UEMOA : des performances solides et diversifiées
En Afrique de l’Ouest, plusieurs économies affichent des taux de croissance soutenus :
- Bénin : 6,7 %
- Niger : 6,7 %
- Côte d’Ivoire : 6,4 %
- Togo : 5,5 %
- Mali : 5,4 %
- Guinée-Bissau : 5,0 %
- Sénégal : 3,0 %
Malgré un ralentissement relatif dans certains pays, la zone conserve une trajectoire nettement supérieure à la moyenne régionale. Cette performance s’explique notamment par :
- Une diversification progressive des économies (agro-industrie, services, BTP)
- Une demande intérieure dynamique
- Des investissements publics structurants
- Une meilleure intégration commerciale régionale
L’UEMOA bénéficie ainsi d’un cycle d’investissement favorable et d’une base productive plus variée.
CEMAC : une croissance freinée par la dépendance pétrolière
En Afrique centrale, les perspectives apparaissent plus modestes :
- Cameroun : 4,1 %
- Tchad : 3,6 %
- République centrafricaine : 3,3 %
- République du Congo : 2,8 %
- Gabon : 2,6 %
- Guinée équatoriale : 0,5 %
La région reste fortement tributaire des hydrocarbures, ce qui la rend vulnérable aux fluctuations des cours internationaux. La diversification productive demeure limitée et les contraintes budgétaires réduisent la capacité d’investissement public. À cela s’ajoutent des défis sécuritaires et institutionnels qui freinent l’essor du secteur privé.
Des divergences structurelles profondes
L’écart de croissance entre les deux zones traduit :
- Des structures économiques distinctes
- Une exposition différenciée aux chocs extérieurs
- Des dynamiques démographiques contrastées
- Des niveaux d’intégration régionale inégaux
Alors que l’Afrique de l’Ouest semble engagée dans une dynamique de transformation structurelle, l’Afrique centrale doit accélérer ses réformes pour réduire sa dépendance aux matières premières et stimuler la compétitivité de ses économies.

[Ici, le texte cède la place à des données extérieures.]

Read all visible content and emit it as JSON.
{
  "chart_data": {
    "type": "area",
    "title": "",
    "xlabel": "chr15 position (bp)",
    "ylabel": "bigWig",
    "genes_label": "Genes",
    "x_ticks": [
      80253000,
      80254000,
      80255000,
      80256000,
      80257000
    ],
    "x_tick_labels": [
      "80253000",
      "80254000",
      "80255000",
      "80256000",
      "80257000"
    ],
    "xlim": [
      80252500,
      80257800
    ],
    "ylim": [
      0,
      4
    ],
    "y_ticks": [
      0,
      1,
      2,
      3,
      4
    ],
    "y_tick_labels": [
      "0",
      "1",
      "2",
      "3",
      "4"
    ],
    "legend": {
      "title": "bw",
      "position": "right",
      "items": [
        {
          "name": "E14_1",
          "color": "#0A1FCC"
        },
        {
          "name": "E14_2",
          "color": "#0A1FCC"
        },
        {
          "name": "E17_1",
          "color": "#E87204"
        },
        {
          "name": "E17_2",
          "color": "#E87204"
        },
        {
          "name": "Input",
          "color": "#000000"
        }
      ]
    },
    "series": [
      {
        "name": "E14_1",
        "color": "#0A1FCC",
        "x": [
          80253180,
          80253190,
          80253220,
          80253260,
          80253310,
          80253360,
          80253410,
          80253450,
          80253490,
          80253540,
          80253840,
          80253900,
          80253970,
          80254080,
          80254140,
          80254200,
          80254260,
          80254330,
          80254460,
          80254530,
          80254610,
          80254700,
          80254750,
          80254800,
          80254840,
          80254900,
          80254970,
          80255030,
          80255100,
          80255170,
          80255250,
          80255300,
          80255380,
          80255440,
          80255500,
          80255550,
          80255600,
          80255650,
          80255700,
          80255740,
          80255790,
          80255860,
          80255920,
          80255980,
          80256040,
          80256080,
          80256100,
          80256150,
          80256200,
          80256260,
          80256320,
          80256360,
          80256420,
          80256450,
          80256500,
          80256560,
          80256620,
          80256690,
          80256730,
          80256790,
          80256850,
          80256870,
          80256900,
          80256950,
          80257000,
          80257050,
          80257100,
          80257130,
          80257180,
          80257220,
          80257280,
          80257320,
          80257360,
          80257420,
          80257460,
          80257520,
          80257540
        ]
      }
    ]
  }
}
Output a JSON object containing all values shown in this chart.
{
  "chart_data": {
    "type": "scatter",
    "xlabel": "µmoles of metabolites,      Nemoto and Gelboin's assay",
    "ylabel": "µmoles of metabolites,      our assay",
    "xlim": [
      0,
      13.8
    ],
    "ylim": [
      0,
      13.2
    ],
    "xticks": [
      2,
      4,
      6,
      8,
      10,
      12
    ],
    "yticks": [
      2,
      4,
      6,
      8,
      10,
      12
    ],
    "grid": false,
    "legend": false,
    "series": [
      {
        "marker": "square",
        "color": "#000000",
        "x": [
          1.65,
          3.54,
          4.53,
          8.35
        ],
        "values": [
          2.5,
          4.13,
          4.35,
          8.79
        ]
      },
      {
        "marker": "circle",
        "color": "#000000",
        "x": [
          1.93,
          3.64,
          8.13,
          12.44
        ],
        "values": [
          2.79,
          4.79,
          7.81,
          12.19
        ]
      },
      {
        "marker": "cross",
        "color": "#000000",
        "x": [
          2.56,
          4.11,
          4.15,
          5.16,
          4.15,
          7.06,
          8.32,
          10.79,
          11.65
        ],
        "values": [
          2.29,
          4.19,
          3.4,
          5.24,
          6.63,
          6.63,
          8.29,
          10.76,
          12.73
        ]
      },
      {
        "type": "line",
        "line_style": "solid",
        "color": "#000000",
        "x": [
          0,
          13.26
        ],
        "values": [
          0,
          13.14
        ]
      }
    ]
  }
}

Convergence régionale : un défi stratégique
La question centrale demeure : la convergence entre les deux blocs est-elle encore possible à moyen terme ?
La réponse dépendra de la capacité des pays de la CEMAC à renforcer la gouvernance budgétaire, améliorer le climat des affaires, diversifier leurs sources de croissance et attirer davantage d’investissements privés. Sans réformes profondes, le risque d’un creusement durable des écarts reste réel.
À l’horizon 2026, les projections du FMI dessinent donc une Afrique à deux vitesses, où la dynamique ouest-africaine contraste avec la prudence centrale-africaine.